Dinner Time 2 / Margin of Safety 4: 3D printed modular combat robot

For this robot, the goals were to 1) mostly 3D print the chassis on my home printer, and 2) connectorize the weapon modules. The 3d printing requirement is driven out of laziness. The result of this endeavor was Dinner Time 2, which I reverted back to the Margin of Safety name to restore continuity of the record. I just like coming up with names.
I promise it's not made of wood.
3D printed parts very isotropic, that is, the part strength varies depending on the direction of force. Tensile forces that pull along the layers are well resisted, while tensile forces that pull layers apart (delamination) are weaker. To get the maximum strength while avoiding forces that pull layers apart, I designed the frame elements to have metal parts clamp around 3D printed components. Most of the screws do not thread directly into the plastic, but instead go into standoffs that go through the plastic part. This way, when assembled, the plastic is held in compression by the screws and standoffs, preventing delamination when the plastic is hit by an opponent.
Rear picture of the chassis without armor, showing standoffs.
The 3D printed parts serve as armor, absorbing impact energy from opponents and distributing the loads across the standoffs. The standoffs connect the 3d printed parts to the top and bottom plates and prevent delamination.
Side view, showing how the top and bottom plates clamp around the 3D printed sections. Front interface is at right.
Due to strength requirements and space constraints, the front interface is held on with two large turned standoffs. For quick manufacturing, the rear standoffs are off the shelf hex things. The frame is made of four 3D printed components: front interface, two motor supports, and rear armor. The three top and bottom plates hold the 3D printed parts together.
Bottom view showing rear armor at left, motor support pieces, and front section at left. Also seen are wheelguards, drive motors, and weapon connector.

I was not happy with the minutes required to switch weapon modules. If someone else had a modular robot, with easy to swap modules, they could out-switch me before a match. As a result I designed a connector embedded in the interface between the weapon module and frame.
The weapon module interface on the frame side.
I used a six position blade connector, using two blades per phase. Each blade is rated for seven amps, resulting in a total rated capacity of 14 amps. My controller is set to limit battery current to 10 amps; phase current can be much higher. However, given the short duty cycle of the system (three minutes on, non repeating), I could get away with overrating the connector.

Placing the connectors into the structure required a lot of work.
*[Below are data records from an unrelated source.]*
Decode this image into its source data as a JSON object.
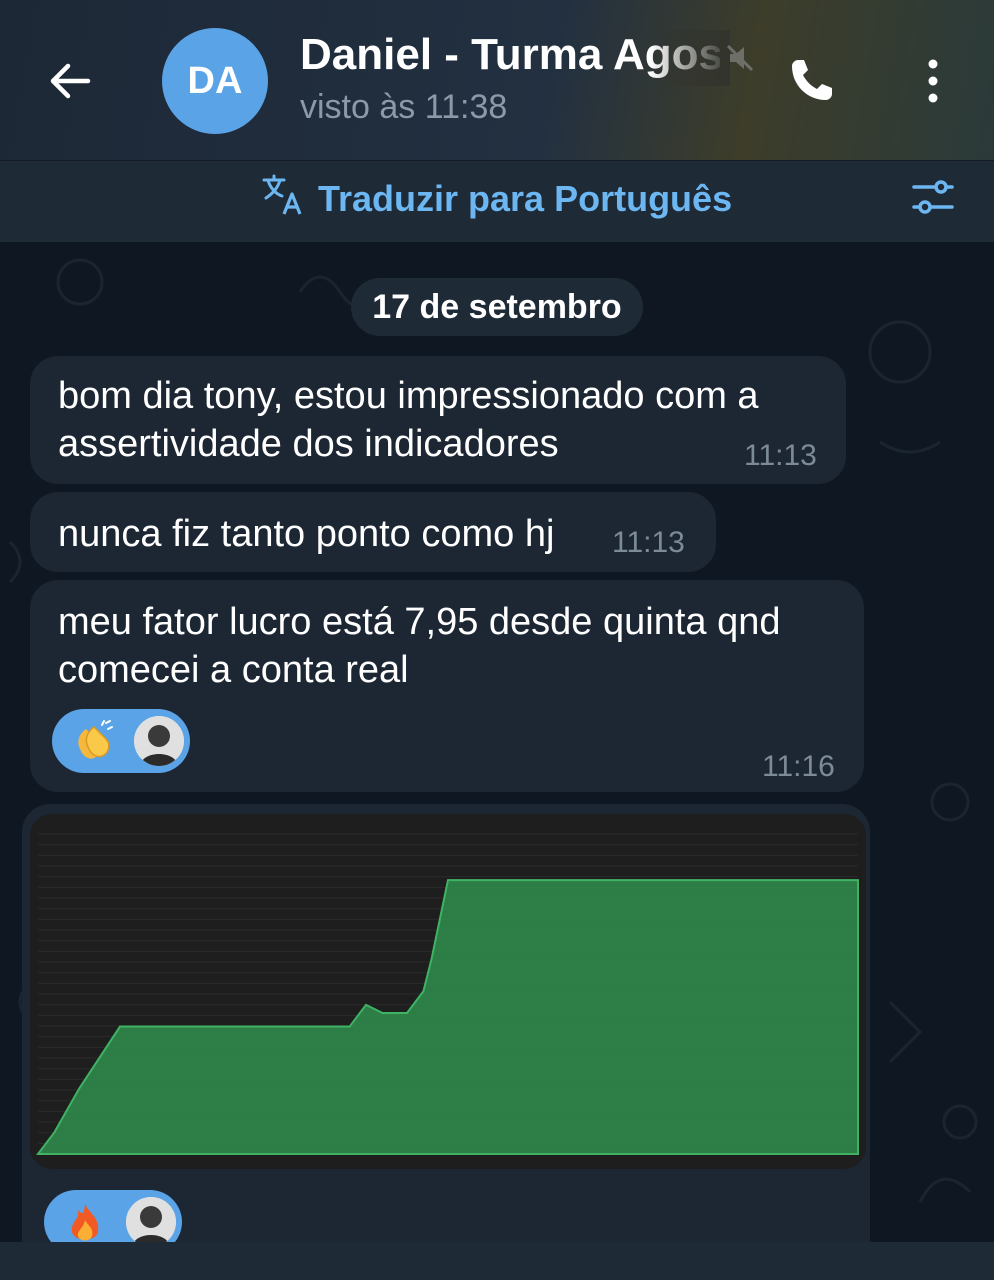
{
  "header": {
    "avatar_initials": "DA",
    "avatar_color": "#5aa3e6",
    "contact_name": "Daniel - Turma Agos",
    "status": "visto às 11:38",
    "icons": [
      "back-arrow-icon",
      "mute-icon",
      "phone-icon",
      "more-vertical-icon"
    ]
  },
  "translate_bar": {
    "label": "Traduzir para Português",
    "accent": "#6cb6f2",
    "icons": [
      "translate-icon",
      "settings-sliders-icon"
    ]
  },
  "chat": {
    "date": "17 de setembro",
    "messages": [
      {
        "lines": [
          "bom dia tony, estou impressionado com a",
          "assertividade dos indicadores"
        ],
        "time": "11:13"
      },
      {
        "lines": [
          "nunca fiz tanto ponto como hj"
        ],
        "time": "11:13"
      },
      {
        "lines": [
          "meu fator lucro está 7,95 desde quinta qnd",
          "comecei a conta real"
        ],
        "time": "11:16",
        "reaction": "clapping-hands-emoji"
      }
    ],
    "image_message": {
      "reaction": "fire-emoji",
      "bubble_color": "#1d2734",
      "reaction_color": "#5aa3e6"
    }
  },
  "chart_data": {
    "type": "area",
    "color": "#2f8f4e",
    "background": "#1e1e1e",
    "grid": true,
    "x": [
      0,
      2,
      5,
      10,
      15,
      20,
      25,
      30,
      35,
      38,
      40,
      42,
      45,
      47,
      48,
      50,
      55,
      60,
      62,
      64,
      65,
      67,
      70,
      72,
      74,
      75,
      77,
      80,
      85,
      90,
      92,
      93,
      94,
      95,
      98,
      100
    ],
    "values": [
      0,
      8,
      24,
      47,
      47,
      47,
      47,
      47,
      47,
      47,
      55,
      52,
      52,
      60,
      72,
      101,
      101,
      101,
      101,
      101,
      101,
      101,
      101,
      101,
      101,
      101,
      101,
      101,
      101,
      101,
      101,
      101,
      101,
      101,
      101,
      101
    ]
  }
}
It had to be firmly connected, in a compact space. It could not result in any weak spots in the connector area. It cannot be impossible to assemble.
Detail on connector interface.
Custom PCBs were made to mount the connectors and provide large solder pads for the wires. The connector assembly was put into fitted sockets in the frame and weapon module. The white bar in the image above is to provide access to the connector so I can solder the motor wires on. The overall dovetail design is retained, though a little narrower.

Both weapon modules were more or less copied from the previous robot, with the connectorized interface. On the horizontal weapon this worked out great. In the vertical weapon this resulted in loads pulling apart the 3D print layers. This was deemed unavoidable for maximizing part reuse so I printed it extra thick.
Connnectorized vertical attachment.
Showing the suboptimal screw placement into the 3D printed plastic.
The control board was remade removing the encoder and Maxon motor connectors to reduce the length slightly.
All the electronics, showing drive motors, control board, receiver, and weapon motor connector.
Finally, for fun, I covered the entire robot in two tones of wood grain shelf liner.
A little too much time went into this.
Totally worth it though.
Undercutter inverted, showing hub motor.
The stately appearance qualified it for the Dragoncon Teacup Racers, running without the blade, of course.
The tea set is a Dowton Abbey Christmas ornament.
This robot went 5-0 at Dragoncon 2017 for first place. It was a close match at the end due to a broken connector, with no thanks to a "totally not entanglement on purpose" rubber latex wheels.
Entangled latex wheel coating. The blade had to be removed to free the motor.
Getting lazy with hot glue.
Instead of gluing the connector housing to the PCB with epoxy like a regular person I used hot glue. This in combination with what was likely slightly too short wires resulted in the PCB getting pulled off the mounted connector. This could also be averted by mounting the connector assembly to the frame via the PCB, not the connector housing. Lessons learned.